An urn contains 70 balls, all color white. At each step, a robotic device randomly samples the urn and withdraws one ball, examining the color. If the ball is white, it is painted red, otherwise it stays the same color. At the end of each step, the ball is put back into the urn and a next sampling step is initiated. After 45 steps, how many balls are expected to be red?

You get really amusing results, including one perfectly accurate response.

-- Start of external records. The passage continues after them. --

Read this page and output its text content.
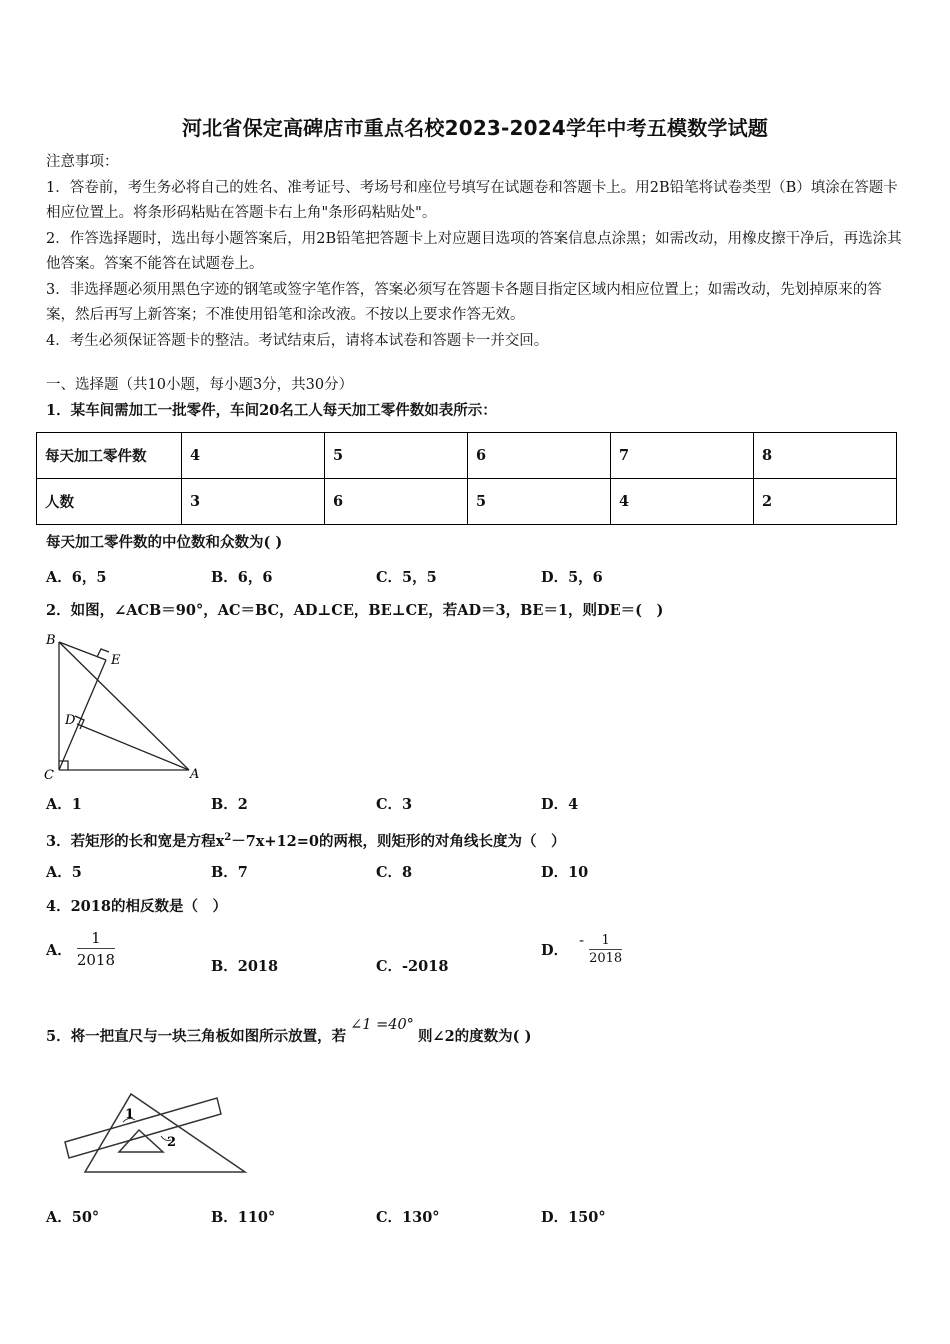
河北省保定高碑店市重点名校2023-2024学年中考五模数学试题
注意事项：
1．答卷前，考生务必将自己的姓名、准考证号、考场号和座位号填写在试题卷和答题卡上。用2B铅笔将试卷类型（B）填涂在答题卡相应位置上。将条形码粘贴在答题卡右上角"条形码粘贴处"。
2．作答选择题时，选出每小题答案后，用2B铅笔把答题卡上对应题目选项的答案信息点涂黑；如需改动，用橡皮擦干净后，再选涂其他答案。答案不能答在试题卷上。
3．非选择题必须用黑色字迹的钢笔或签字笔作答，答案必须写在答题卡各题目指定区域内相应位置上；如需改动，先划掉原来的答案，然后再写上新答案；不准使用铅笔和涂改液。不按以上要求作答无效。
4．考生必须保证答题卡的整洁。考试结束后，请将本试卷和答题卡一并交回。
一、选择题（共10小题，每小题3分，共30分）
1．某车间需加工一批零件，车间20名工人每天加工零件数如表所示：
每天加工零件数	4	5	6	7	8
人数	3	6	5	4	2
每天加工零件数的中位数和众数为( )
A．6，5	B．6，6	C．5，5	D．5，6
2．如图，∠ACB＝90°，AC＝BC，AD⊥CE，BE⊥CE，若AD＝3，BE＝1，则DE＝(　)
B
E
D
C	A
A．1	B．2	C．3	D．4
3．若矩形的长和宽是方程$x^2-7x+12=0$的两根，则矩形的对角线长度为（　）
A．5	B．7	C．8	D．10
4．2018的相反数是（　）
A． $\frac{1}{2018}$	B．2018	C．-2018
D． - $\frac{1}{2018}$
5．将一把直尺与一块三角板如图所示放置，若∠1 =40°则∠2的度数为( )
1
2
A．50°	B．110°	C．130°	D．150°
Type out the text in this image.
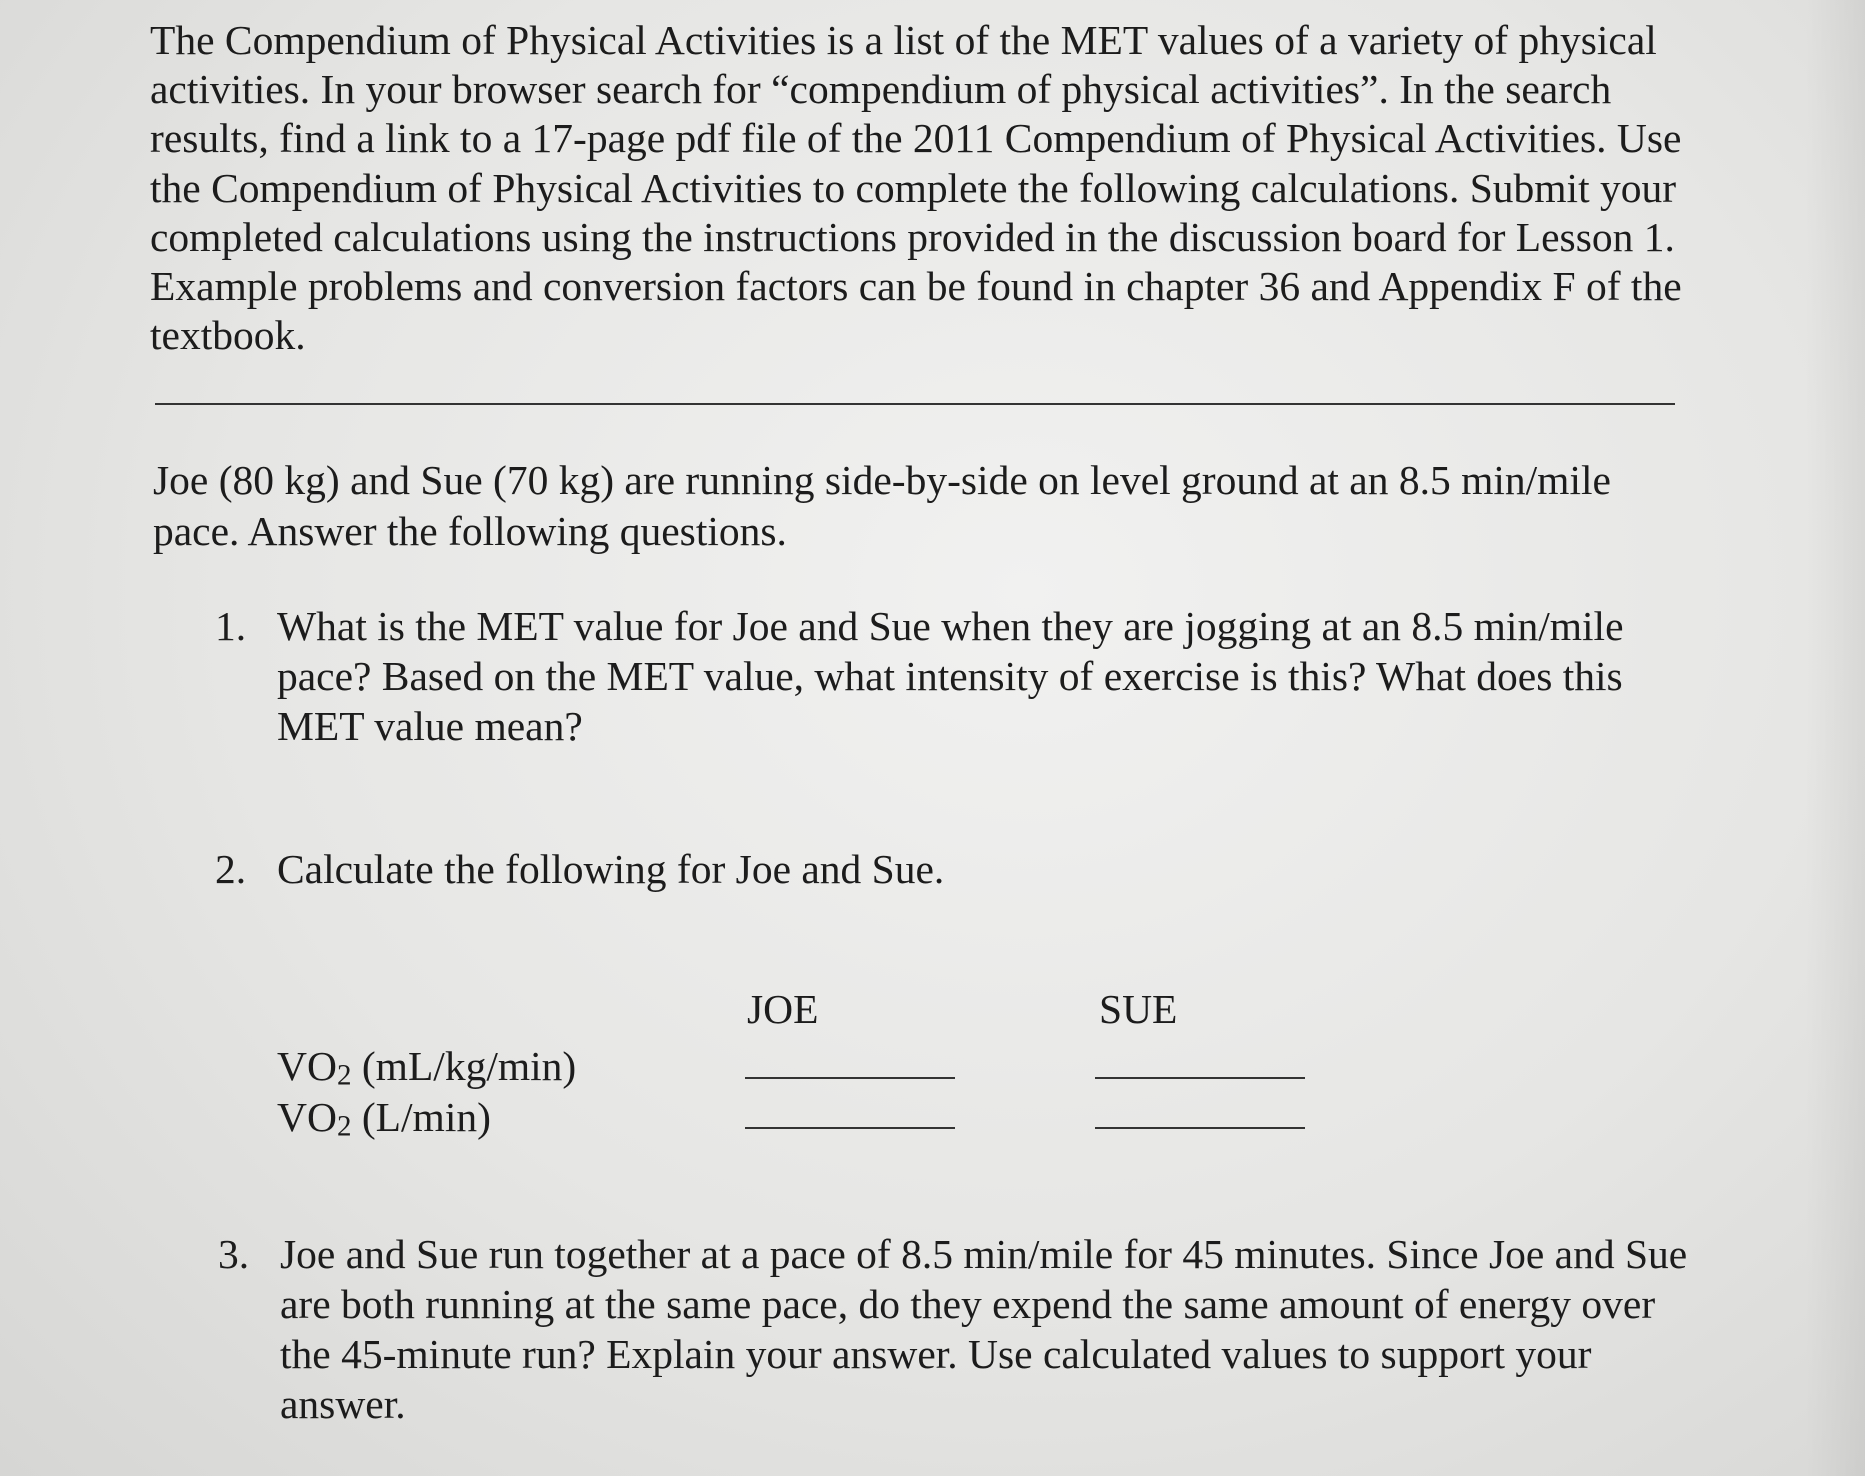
The Compendium of Physical Activities is a list of the MET values of a variety of physical activities. In your browser search for “compendium of physical activities”. In the search results, find a link to a 17-page pdf file of the 2011 Compendium of Physical Activities. Use the Compendium of Physical Activities to complete the following calculations. Submit your completed calculations using the instructions provided in the discussion board for Lesson 1. Example problems and conversion factors can be found in chapter 36 and Appendix F of the textbook.

Joe (80 kg) and Sue (70 kg) are running side-by-side on level ground at an 8.5 min/mile pace. Answer the following questions.

1. What is the MET value for Joe and Sue when they are jogging at an 8.5 min/mile pace? Based on the MET value, what intensity of exercise is this? What does this MET value mean?
2. Calculate the following for Joe and Sue.
JOE	SUE
$VO_2$ (mL/kg/min)
$VO_2$ (L/min)
3. Joe and Sue run together at a pace of 8.5 min/mile for 45 minutes. Since Joe and Sue are both running at the same pace, do they expend the same amount of energy over the 45-minute run? Explain your answer. Use calculated values to support your answer.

It often does, and it sometimes overthinks the problem and gets it wrong:
https://aistudio.google.com/app/prompts?state={"ids":["17UmmevOccuu649bI7-R_-KSvFe1FU2Yv"],"action":"open","userId":"114091953393014428154","resourceKeys":{}}&usp=sharing

For the optimal control problem, Gemini 1.5 flash works quite well. The Geminis have significant improvements over the previous generation of Google models (publicly visible as Bard) when it comes to physics. In fact, Gemini Advanced shortly after it had launched started out answering a physics problem with "I’ve been improving my skills at solving kinematics problems. " and proceeded to solve it.

@Logan_Kilpatrick is there an update on the math formatting issue? It is still super bad and I know so many people who use ChatGPT for scientific reasons that do not want to switch to Gemini exactly for this reason. Output formatting does not seem unimportant issue. What is the point of improving the analytical capabilities of these models if then it’s super hard to read their answers? Especially given the latest improvements in mathematical reasoning.